Occupation and task repartition are for instance heavily influenced by the worker’s gender as some activities are traditionally more often devoted to men or women. Although significant, age has only a slight decreasing influence on urinary Hg levels. The more prominent factor is the “heating Hg” task, an activity that the gold dealers carried out averagely 13.2 times per day and the not gold dealers 7.8 times per day. The lack of influence of the “other” recorded tasks confirms that most of the exposure is linked to mercury vapours inhalation during heating and that little exposure is due to the direct handling of mercury or mercury amalgam. More interestingly, while taking into account the contribution of the “heating Hg” activity, the “gold dealer” occupation still appears overexposed to mercury (Fig. 5a). It may be argued that “gold dealers” do burn amalgam more often than the other occupations, but no significant contribution was found for the heating frequency in our model. Another hypothesis is that the gold dealers often remain in the vicinity of the amalgam oven, for instance waiting their turn, thus being exposed to mercury vapours much longer than the ore washer or amalgamators.

The results obtained also support the hypothesis of site influence (Fig. 5b). Two of the gold mines sites (Safané and Zinigma) weigh significantly on exposure. This suggests that important differences, either coming from work practices or local exposure conditions (e.g. air renewal condition in the vicinity of the heating process) exist between gold mines sites.

Only limited associations were found between exposure determinants and symptoms potentially related to the toxic effect of mercury. This observation could be explained by the variability in urinary mercury over the time or the fact that the exposure assessment to mercury was performed during the wet season (which is characterized by a slowdown of the gold mine activity). Besides, the “healthy worker effect” could also explain the lack of association between urinary mercury and symptoms, as workers with serious health problems were not present on the gold mine sites. Moreover, the fact that most miners suffered from several symptoms concurrently could also be an explanation. Those that were pointed out were the difficulty to grasp, trembling and the thoracic pain (although the latter one could be related to the dust exposure). However, as this is a situation of high exposure to mercury, it is important to notice that among the studied subpopulation, only one-third reported about less than three symptoms associated to mercury exposure and that nearly half of them suffered from at least five of these symptoms. These signs, symptoms and clinical abnormalities (as the presence of albumin in urine) could be related to mercury intoxication, but could also be related to dust exposure, to the hard work conditions on such gold mines sites or to other factors as certain pathologies or infectious diseases. The lack of specificity for several symptoms as the missing of a control group makes the interpretation of our results difficult. But at least these observations can help to improve the working conditions on a small-scale gold mine site.

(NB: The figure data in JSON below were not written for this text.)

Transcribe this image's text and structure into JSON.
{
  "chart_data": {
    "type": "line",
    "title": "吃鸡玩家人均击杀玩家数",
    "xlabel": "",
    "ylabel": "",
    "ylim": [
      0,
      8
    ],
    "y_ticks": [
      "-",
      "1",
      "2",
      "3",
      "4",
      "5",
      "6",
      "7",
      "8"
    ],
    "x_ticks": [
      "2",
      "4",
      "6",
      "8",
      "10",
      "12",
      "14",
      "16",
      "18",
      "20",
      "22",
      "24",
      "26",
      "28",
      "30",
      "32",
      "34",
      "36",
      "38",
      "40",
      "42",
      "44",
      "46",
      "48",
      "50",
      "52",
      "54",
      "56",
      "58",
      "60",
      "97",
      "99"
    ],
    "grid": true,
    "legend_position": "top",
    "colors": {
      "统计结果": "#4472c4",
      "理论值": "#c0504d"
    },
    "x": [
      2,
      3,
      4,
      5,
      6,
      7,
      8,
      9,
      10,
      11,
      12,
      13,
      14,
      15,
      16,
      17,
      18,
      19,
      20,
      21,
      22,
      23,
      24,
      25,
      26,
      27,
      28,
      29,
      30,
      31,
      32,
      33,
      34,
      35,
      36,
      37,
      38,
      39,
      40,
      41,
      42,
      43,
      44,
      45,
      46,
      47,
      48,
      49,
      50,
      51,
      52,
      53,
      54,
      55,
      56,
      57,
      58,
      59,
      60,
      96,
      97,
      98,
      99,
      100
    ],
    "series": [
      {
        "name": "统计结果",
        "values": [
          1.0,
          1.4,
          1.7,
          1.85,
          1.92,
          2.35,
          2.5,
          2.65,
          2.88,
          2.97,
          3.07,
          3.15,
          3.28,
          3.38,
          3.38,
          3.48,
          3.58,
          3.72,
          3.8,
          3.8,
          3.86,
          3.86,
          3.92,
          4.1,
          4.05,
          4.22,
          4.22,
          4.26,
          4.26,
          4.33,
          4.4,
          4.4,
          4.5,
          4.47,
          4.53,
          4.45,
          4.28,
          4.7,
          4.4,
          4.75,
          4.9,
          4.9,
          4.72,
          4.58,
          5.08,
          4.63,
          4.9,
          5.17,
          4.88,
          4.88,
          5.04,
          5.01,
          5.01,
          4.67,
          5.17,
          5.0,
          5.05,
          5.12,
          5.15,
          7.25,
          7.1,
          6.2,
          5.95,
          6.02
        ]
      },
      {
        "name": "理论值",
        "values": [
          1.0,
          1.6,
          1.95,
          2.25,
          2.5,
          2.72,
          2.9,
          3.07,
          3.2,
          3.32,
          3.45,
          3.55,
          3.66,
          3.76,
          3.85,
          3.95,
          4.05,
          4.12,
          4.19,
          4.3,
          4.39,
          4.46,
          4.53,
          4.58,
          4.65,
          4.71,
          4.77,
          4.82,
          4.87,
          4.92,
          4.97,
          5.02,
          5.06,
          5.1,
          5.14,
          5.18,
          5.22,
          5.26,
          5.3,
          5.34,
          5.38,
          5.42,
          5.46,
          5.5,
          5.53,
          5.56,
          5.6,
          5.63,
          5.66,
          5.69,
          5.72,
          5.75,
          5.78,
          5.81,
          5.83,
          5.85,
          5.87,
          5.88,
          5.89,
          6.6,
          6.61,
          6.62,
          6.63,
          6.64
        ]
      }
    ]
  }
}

Several recent publications (Shandro et al. 2009; Veiga et al. 2009; Jønsson et al. 2009) showed that it is possible to reduce mercury exposure on small-scale gold mine sites, by using retorts, tools for recycling mercury during amalgamation. Newly, a publication dealt with a proposal of international guidelines on mercury management in small-scale gold mining (Spiegel and Veiga 2010). The purpose of these guidelines is to assist policymakers, practitioners, researchers, miners and the public in developing strategies for reducing human health and environmental hazards due to mercury use.